Clous thought about the foreclosure notice she received just hours before she departed on an all-too-familiar 622-mile drive from Traverse City to the Mayo Clinic in Rochester, Minn. She thought about the job she might lose — a good one working nights as a nurse at Munson Medical Center. She thought about the son, Nathan, 18, she left at home to graduate, alone, from Kingsley High School in a few weeks.
Most of all, Clous thought about her ailing daughter, Kelsey, 21.

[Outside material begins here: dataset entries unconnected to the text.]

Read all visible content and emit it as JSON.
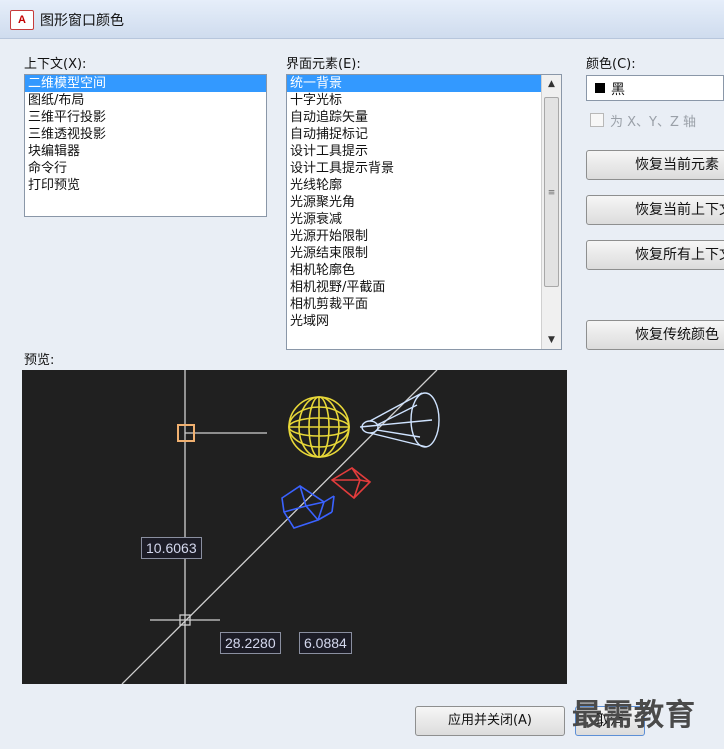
{
  "window": {
    "icon_text": "A",
    "title": "图形窗口颜色"
  },
  "context": {
    "label": "上下文(X):",
    "items": [
      "二维模型空间",
      "图纸/布局",
      "三维平行投影",
      "三维透视投影",
      "块编辑器",
      "命令行",
      "打印预览"
    ],
    "selected_index": 0
  },
  "elements": {
    "label": "界面元素(E):",
    "items": [
      "统一背景",
      "十字光标",
      "自动追踪矢量",
      "自动捕捉标记",
      "设计工具提示",
      "设计工具提示背景",
      "光线轮廓",
      "光源聚光角",
      "光源衰减",
      "光源开始限制",
      "光源结束限制",
      "相机轮廓色",
      "相机视野/平截面",
      "相机剪裁平面",
      "光域网"
    ],
    "selected_index": 0
  },
  "color": {
    "label": "颜色(C):",
    "value": "黑",
    "swatch": "#000000",
    "tint_label": "为 X、Y、Z 轴"
  },
  "buttons": {
    "restore_current_element": "恢复当前元素",
    "restore_current_context": "恢复当前上下文",
    "restore_all_contexts": "恢复所有上下文",
    "restore_classic": "恢复传统颜色",
    "apply_close": "应用并关闭(A)",
    "cancel": "取消"
  },
  "preview": {
    "label": "预览:",
    "dim_y": "10.6063",
    "dim_x1": "28.2280",
    "dim_x2": "6.0884"
  },
  "watermark": "最需教育",
  "colors": {
    "selection": "#3399ff",
    "preview_bg": "#202020",
    "sphere": "#e8d838",
    "light_cone": "#cfe3ff",
    "camera_red": "#e23c3c",
    "camera_blue": "#3a62ff",
    "pickbox": "#f0b070"
  }
}
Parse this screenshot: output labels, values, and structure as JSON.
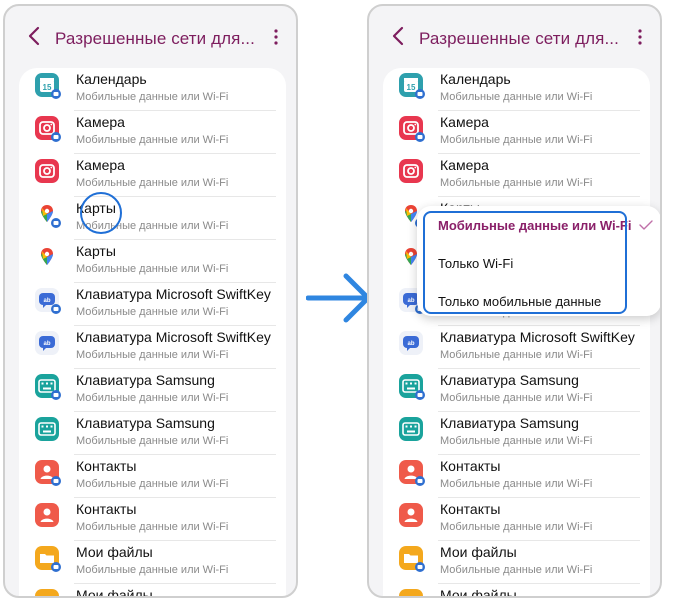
{
  "header": {
    "title": "Разрешенные сети для..."
  },
  "apps": [
    {
      "name": "Календарь",
      "sub": "Мобильные данные или Wi-Fi",
      "icon": "calendar-icon",
      "icon_color": "#2ea0ad",
      "badge_text": "15"
    },
    {
      "name": "Камера",
      "sub": "Мобильные данные или Wi-Fi",
      "icon": "camera-icon",
      "icon_color": "#e8374f"
    },
    {
      "name": "Камера",
      "sub": "Мобильные данные или Wi-Fi",
      "icon": "camera-icon",
      "icon_color": "#e8374f"
    },
    {
      "name": "Карты",
      "sub": "Мобильные данные или Wi-Fi",
      "icon": "google-maps-icon",
      "icon_color": "#34a853"
    },
    {
      "name": "Карты",
      "sub": "Мобильные данные или Wi-Fi",
      "icon": "google-maps-icon",
      "icon_color": "#34a853"
    },
    {
      "name": "Клавиатура Microsoft SwiftKey",
      "sub": "Мобильные данные или Wi-Fi",
      "icon": "swiftkey-icon",
      "icon_color": "#3b6bd6"
    },
    {
      "name": "Клавиатура Microsoft SwiftKey",
      "sub": "Мобильные данные или Wi-Fi",
      "icon": "swiftkey-icon",
      "icon_color": "#3b6bd6"
    },
    {
      "name": "Клавиатура Samsung",
      "sub": "Мобильные данные или Wi-Fi",
      "icon": "samsung-keyboard-icon",
      "icon_color": "#1aa39c"
    },
    {
      "name": "Клавиатура Samsung",
      "sub": "Мобильные данные или Wi-Fi",
      "icon": "samsung-keyboard-icon",
      "icon_color": "#1aa39c"
    },
    {
      "name": "Контакты",
      "sub": "Мобильные данные или Wi-Fi",
      "icon": "contacts-icon",
      "icon_color": "#ef5a4a"
    },
    {
      "name": "Контакты",
      "sub": "Мобильные данные или Wi-Fi",
      "icon": "contacts-icon",
      "icon_color": "#ef5a4a"
    },
    {
      "name": "Мои файлы",
      "sub": "Мобильные данные или Wi-Fi",
      "icon": "my-files-icon",
      "icon_color": "#f4a81d"
    },
    {
      "name": "Мои файлы",
      "sub": "Мобильные данные или Wi-Fi",
      "icon": "my-files-icon",
      "icon_color": "#f4a81d"
    }
  ],
  "dropdown": {
    "options": [
      "Мобильные данные или Wi-Fi",
      "Только Wi-Fi",
      "Только мобильные данные"
    ],
    "selected": "Мобильные данные или Wi-Fi",
    "accent_color": "#8a2069"
  },
  "annotation_color": "#1f6fd6"
}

“This time ... it was like how could this be happening again?” Clous said, her voice betraying sleep-deprived weariness. “I’ve done the best I can.”
It was 9 a.m. and Kelsey quietly slept in a hotel bed. The women were dismissed from the hospital a few days after their arrival to await the effects of steroids and blood thinners. Kelsey was scheduled to go under the knife once again after doctors discovered that yet another blood clot blocked an artery to one of her legs.
This time, the clot ripped part of the inside wall of a blood vessel in her pelvis.
Surgeons halted the procedure immediately after Kelsey felt the familiar rash that accompanies a major clotting episode. Kelsey can feel them coming on, she’s had so many clotting incidents during the past five years.
It’s yet another bump in a long, pot-holed road.
‘She’s done so much’
Carol Clous is known as a caring nurse who sets aside her personal struggles while she’s at work, said fellow nurse Gidgette Rudoni.